The training dataset that they provide is based on the TREC Million Query Track. The speller challenge team annotated a sample of the track logs and has it available for download. The dataset contains 5892 queries, 311 mispelled queries, and 1122 queries that have some suggested spelling change. The challenge will be evaluating using the Expected F1 (EF1) score, the harmonic mean of precision and recall.
I am a bit skeptical about the training dataset. First, the number of mispellings is significantly lower than I would expect. It is also quite small. The website appears to offer a place for contestants to share data, the "Team datasets", so it's possible that some teams could annotate a larger dataset. Also, the non-mispelling "suggestions" are not clearly described. I think these need more explaining and differentiation from query reformulations. To put this into more context, here is a very brief overview of query correction.

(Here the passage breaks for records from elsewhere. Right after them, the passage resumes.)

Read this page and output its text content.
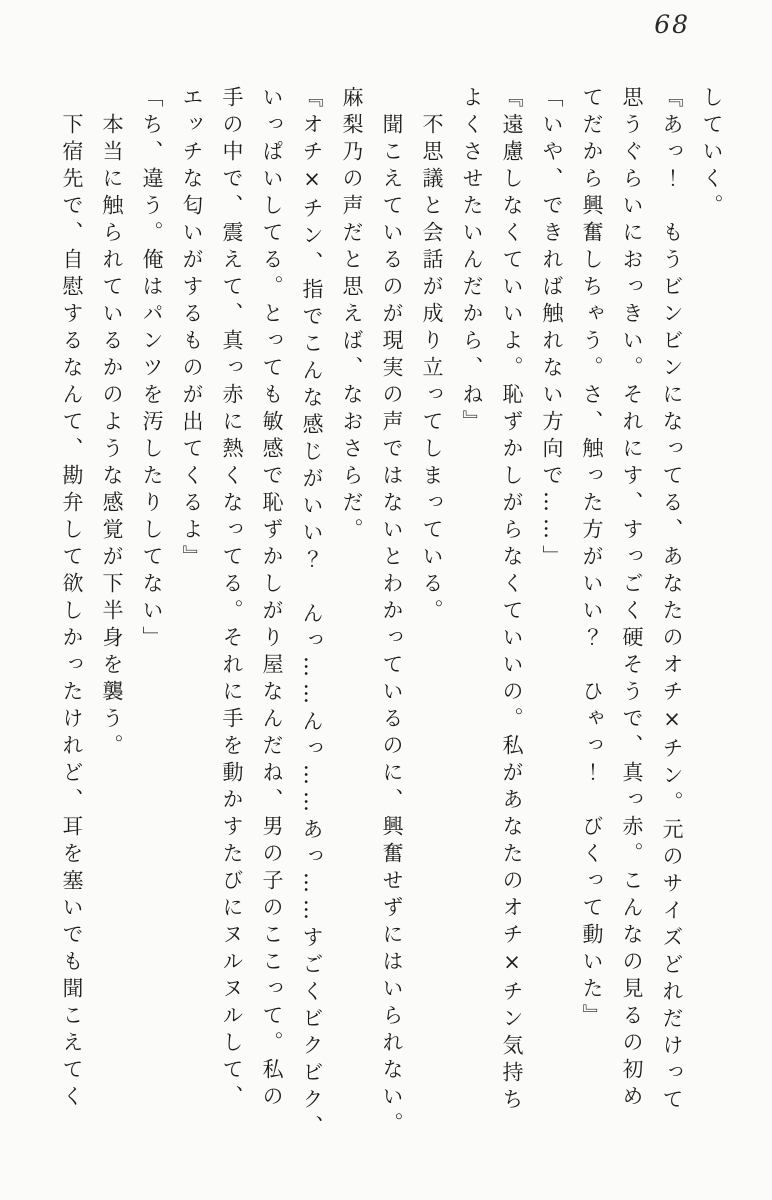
68

していく。

『あっ！　もうビンビンになってる、あなたのオチ×チン。元のサイズどれだけって

思うぐらいにおっきい。それにす、すっごく硬そうで、真っ赤。こんなの見るの初め

てだから興奮しちゃう。さ、触った方がいい？　ひゃっ！　びくって動いた』

「いや、できれば触れない方向で……」

『遠慮しなくていいよ。恥ずかしがらなくていいの。私があなたのオチ×チン気持ち

よくさせたいんだから、ね』

　不思議と会話が成り立ってしまっている。

　聞こえているのが現実の声ではないとわかっているのに、興奮せずにはいられない。

麻梨乃の声だと思えば、なおさらだ。

『オチ×チン、指でこんな感じがいい？　んっ……んっ……あっ……すごくビクビク、

いっぱいしてる。とっても敏感で恥ずかしがり屋なんだね、男の子のここって。私の

手の中で、震えて、真っ赤に熱くなってる。それに手を動かすたびにヌルヌルして、

エッチな匂いがするものが出てくるよ』

「ち、違う。俺はパンツを汚したりしてない」

　本当に触られているかのような感覚が下半身を襲う。

　下宿先で、自慰するなんて、勘弁して欲しかったけれど、耳を塞いでも聞こえてく
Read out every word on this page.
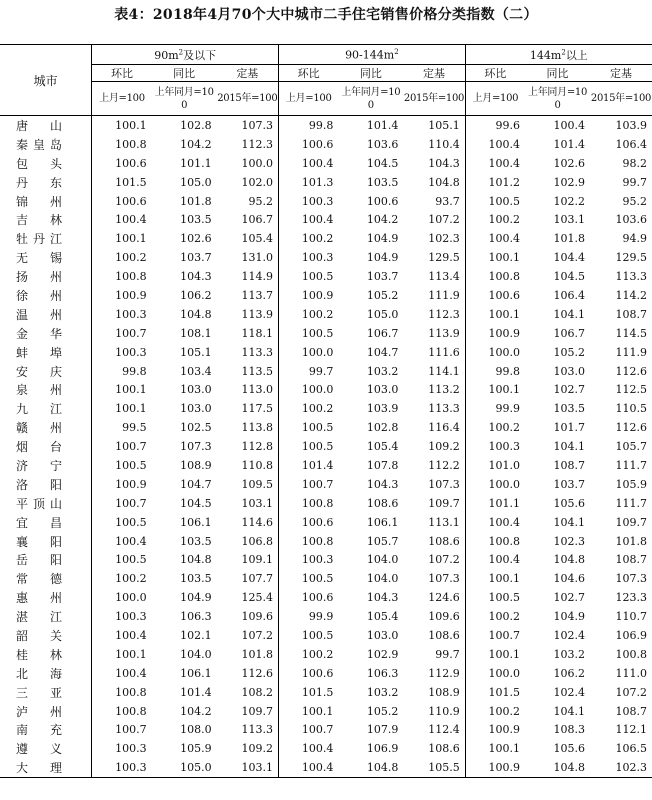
表4：2018年4月70个大中城市二手住宅销售价格分类指数（二）
城市	$90m^2$及以下			$90-144m^2$			$144m^2$以上		
	环比	同比	定基	环比	同比	定基	环比	同比	定基
	上月=100	上年同月=100	2015年=100	上月=100	上年同月=100	2015年=100	上月=100	上年同月=100	2015年=100

唐 山	100.1	102.8	107.3	99.8	101.4	105.1	99.6	100.4	103.9

秦 皇 岛	100.8	104.2	112.3	100.6	103.6	110.4	100.4	101.4	106.4

包 头	100.6	101.1	100.0	100.4	104.5	104.3	100.4	102.6	98.2

丹 东	101.5	105.0	102.0	101.3	103.5	104.8	101.2	102.9	99.7

锦 州	100.6	101.8	95.2	100.3	100.6	93.7	100.5	102.2	95.2

吉 林	100.4	103.5	106.7	100.4	104.2	107.2	100.2	103.1	103.6

牡 丹 江	100.1	102.6	105.4	100.2	104.9	102.3	100.4	101.8	94.9

无 锡	100.2	103.7	131.0	100.3	104.9	129.5	100.1	104.4	129.5

扬 州	100.8	104.3	114.9	100.5	103.7	113.4	100.8	104.5	113.3

徐 州	100.9	106.2	113.7	100.9	105.2	111.9	100.6	106.4	114.2

温 州	100.3	104.8	113.9	100.2	105.0	112.3	100.1	104.1	108.7

金 华	100.7	108.1	118.1	100.5	106.7	113.9	100.9	106.7	114.5

蚌 埠	100.3	105.1	113.3	100.0	104.7	111.6	100.0	105.2	111.9

安 庆	99.8	103.4	113.5	99.7	103.2	114.1	99.8	103.0	112.6

泉 州	100.1	103.0	113.0	100.0	103.0	113.2	100.1	102.7	112.5

九 江	100.1	103.0	117.5	100.2	103.9	113.3	99.9	103.5	110.5

赣 州	99.5	102.5	113.8	100.5	102.8	116.4	100.2	101.7	112.6

烟 台	100.7	107.3	112.8	100.5	105.4	109.2	100.3	104.1	105.7

济 宁	100.5	108.9	110.8	101.4	107.8	112.2	101.0	108.7	111.7

洛 阳	100.9	104.7	109.5	100.7	104.3	107.3	100.0	103.7	105.9

平 顶 山	100.7	104.5	103.1	100.8	108.6	109.7	101.1	105.6	111.7

宜 昌	100.5	106.1	114.6	100.6	106.1	113.1	100.4	104.1	109.7

襄 阳	100.4	103.5	106.8	100.8	105.7	108.6	100.8	102.3	101.8

岳 阳	100.5	104.8	109.1	100.3	104.0	107.2	100.4	104.8	108.7

常 德	100.2	103.5	107.7	100.5	104.0	107.3	100.1	104.6	107.3

惠 州	100.0	104.9	125.4	100.6	104.3	124.6	100.5	102.7	123.3

湛 江	100.3	106.3	109.6	99.9	105.4	109.6	100.2	104.9	110.7

韶 关	100.4	102.1	107.2	100.5	103.0	108.6	100.7	102.4	106.9

桂 林	100.1	104.0	101.8	100.2	102.9	99.7	100.1	103.2	100.8

北 海	100.4	106.1	112.6	100.6	106.3	112.9	100.0	106.2	111.0

三 亚	100.8	101.4	108.2	101.5	103.2	108.9	101.5	102.4	107.2

泸 州	100.8	104.2	109.7	100.1	105.2	110.9	100.2	104.1	108.7

南 充	100.7	108.0	113.3	100.7	107.9	112.4	100.9	108.3	112.1

遵 义	100.3	105.9	109.2	100.4	106.9	108.6	100.1	105.6	106.5

大 理	100.3	105.0	103.1	100.4	104.8	105.5	100.9	104.8	102.3
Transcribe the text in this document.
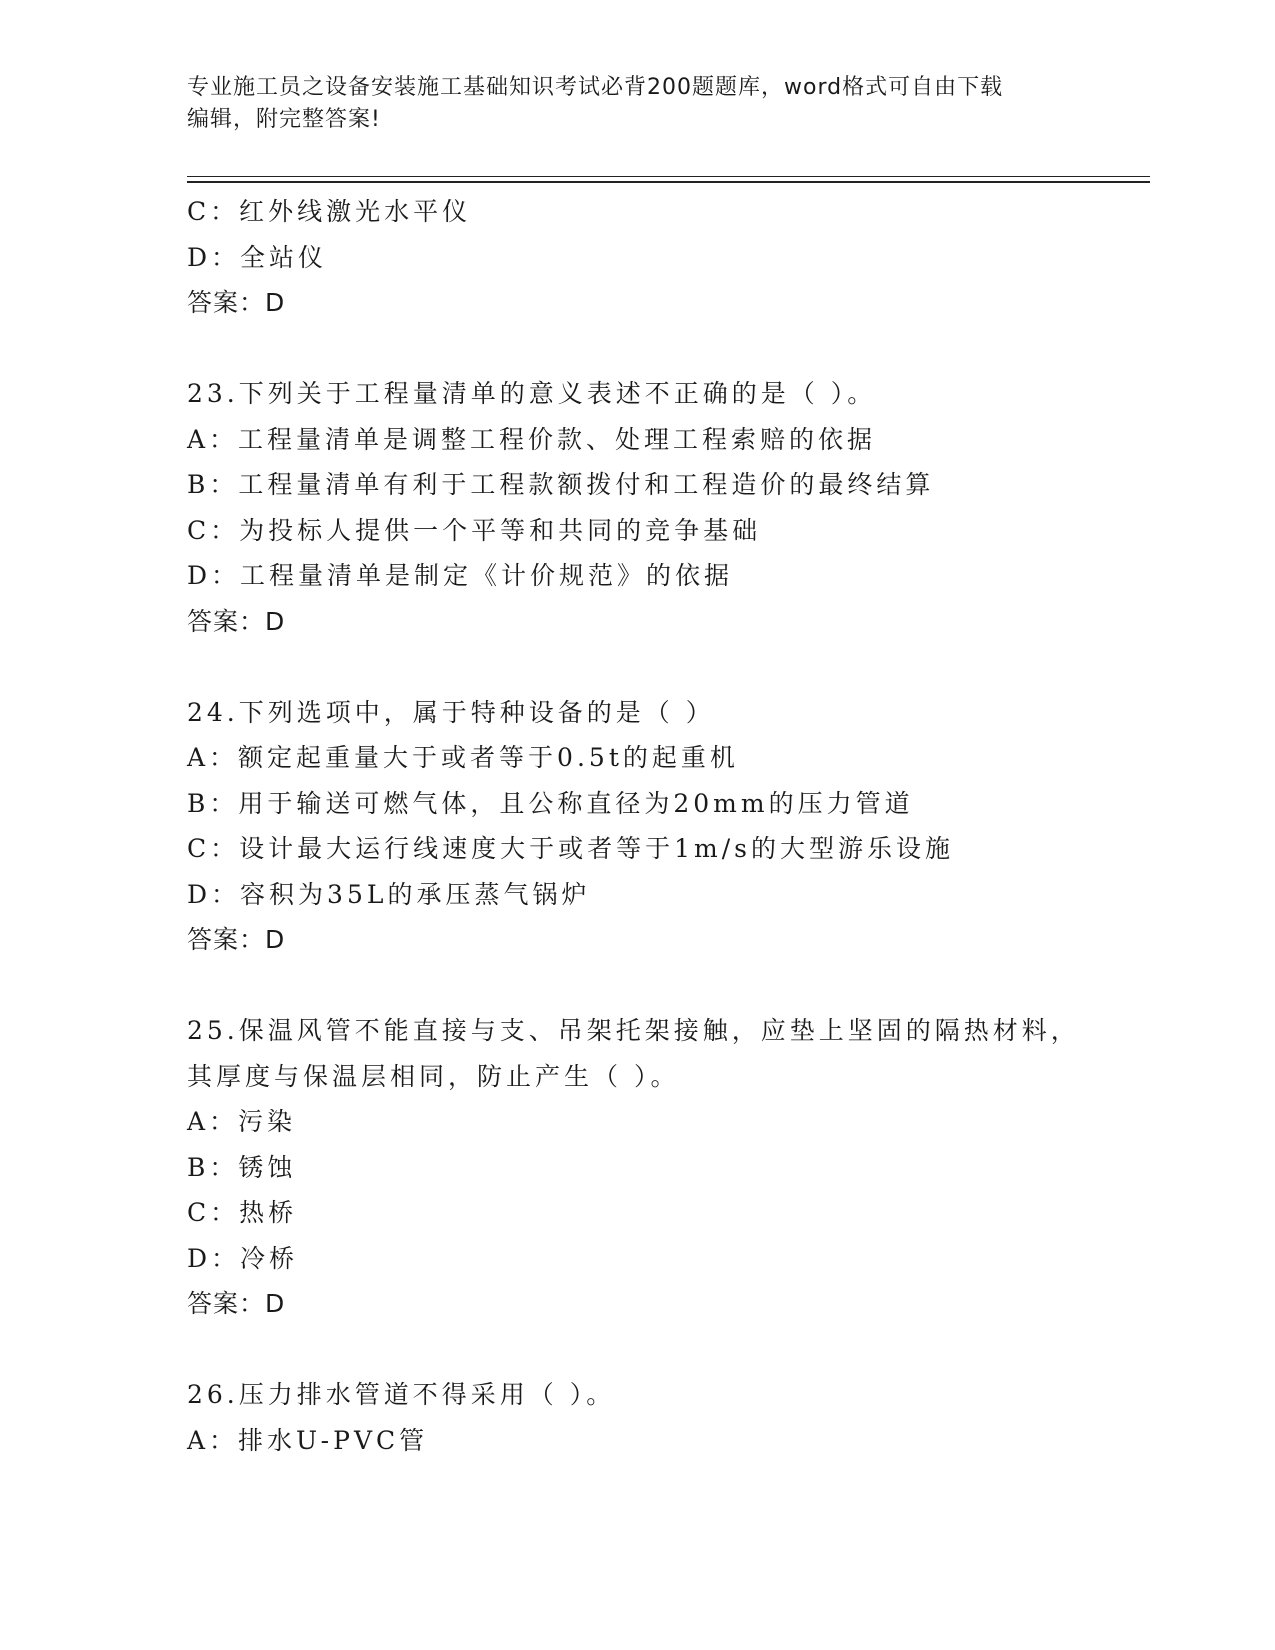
专业施工员之设备安装施工基础知识考试必背200题题库，word格式可自由下载
编辑，附完整答案!
C：红外线激光水平仪
D：全站仪
答案：D
23.下列关于工程量清单的意义表述不正确的是（ ）。
A：工程量清单是调整工程价款、处理工程索赔的依据
B：工程量清单有利于工程款额拨付和工程造价的最终结算
C：为投标人提供一个平等和共同的竞争基础
D：工程量清单是制定《计价规范》的依据
答案：D
24.下列选项中，属于特种设备的是（ ）
A：额定起重量大于或者等于0.5t的起重机
B：用于输送可燃气体，且公称直径为20mm的压力管道
C：设计最大运行线速度大于或者等于1m/s的大型游乐设施
D：容积为35L的承压蒸气锅炉
答案：D
25.保温风管不能直接与支、吊架托架接触，应垫上坚固的隔热材料，
其厚度与保温层相同，防止产生（ ）。
A：污染
B：锈蚀
C：热桥
D：冷桥
答案：D
26.压力排水管道不得采用（ ）。
A：排水U-PVC管
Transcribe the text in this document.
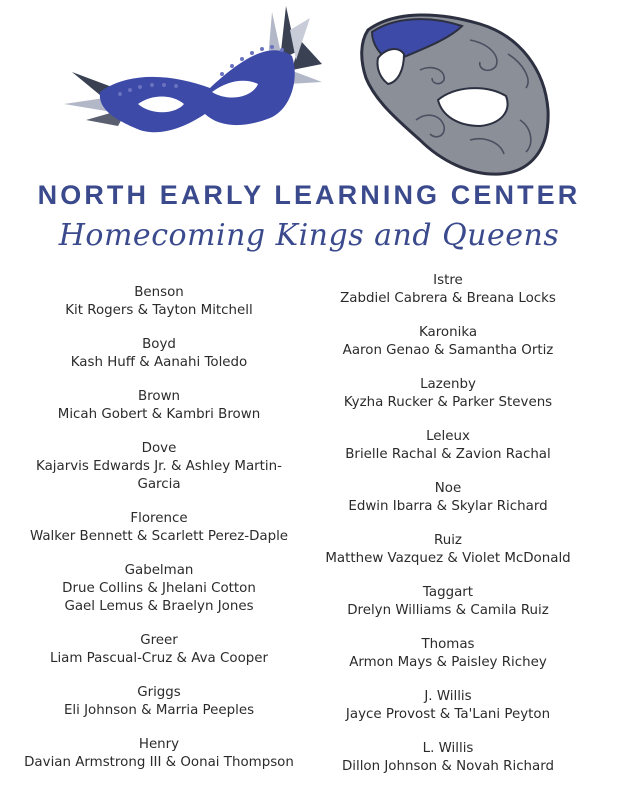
NORTH EARLY LEARNING CENTER
Homecoming Kings and Queens
Benson
Kit Rogers & Tayton Mitchell
Boyd
Kash Huff & Aanahi Toledo
Brown
Micah Gobert & Kambri Brown
Dove
Kajarvis Edwards Jr. & Ashley Martin-Garcia
Florence
Walker Bennett & Scarlett Perez-Daple
Gabelman
Drue Collins & Jhelani Cotton
Gael Lemus & Braelyn Jones
Greer
Liam Pascual-Cruz & Ava Cooper
Griggs
Eli Johnson & Marria Peeples
Henry
Davian Armstrong III & Oonai Thompson
Istre
Zabdiel Cabrera & Breana Locks
Karonika
Aaron Genao & Samantha Ortiz
Lazenby
Kyzha Rucker & Parker Stevens
Leleux
Brielle Rachal & Zavion Rachal
Noe
Edwin Ibarra & Skylar Richard
Ruiz
Matthew Vazquez & Violet McDonald
Taggart
Drelyn Williams & Camila Ruiz
Thomas
Armon Mays & Paisley Richey
J. Willis
Jayce Provost & Ta'Lani Peyton
L. Willis
Dillon Johnson & Novah Richard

According to several studies of search queries, approximately 10-15% of search queries contain spelling errors. For example an important paper in the area is Spelling correction as an iterative process that exploits the collective knowledge of web users. Beyond spelling correction, there has been a recent trend towards other types of query reformulations: stemming, substitutions, and query expansion.
If you want an easy way to get started, consider the LingPipe toolkit, which has a tutorial and is offering a special license for the competition. You may also be inspired by Peter Norvig's 21 line spelling corrector in Python.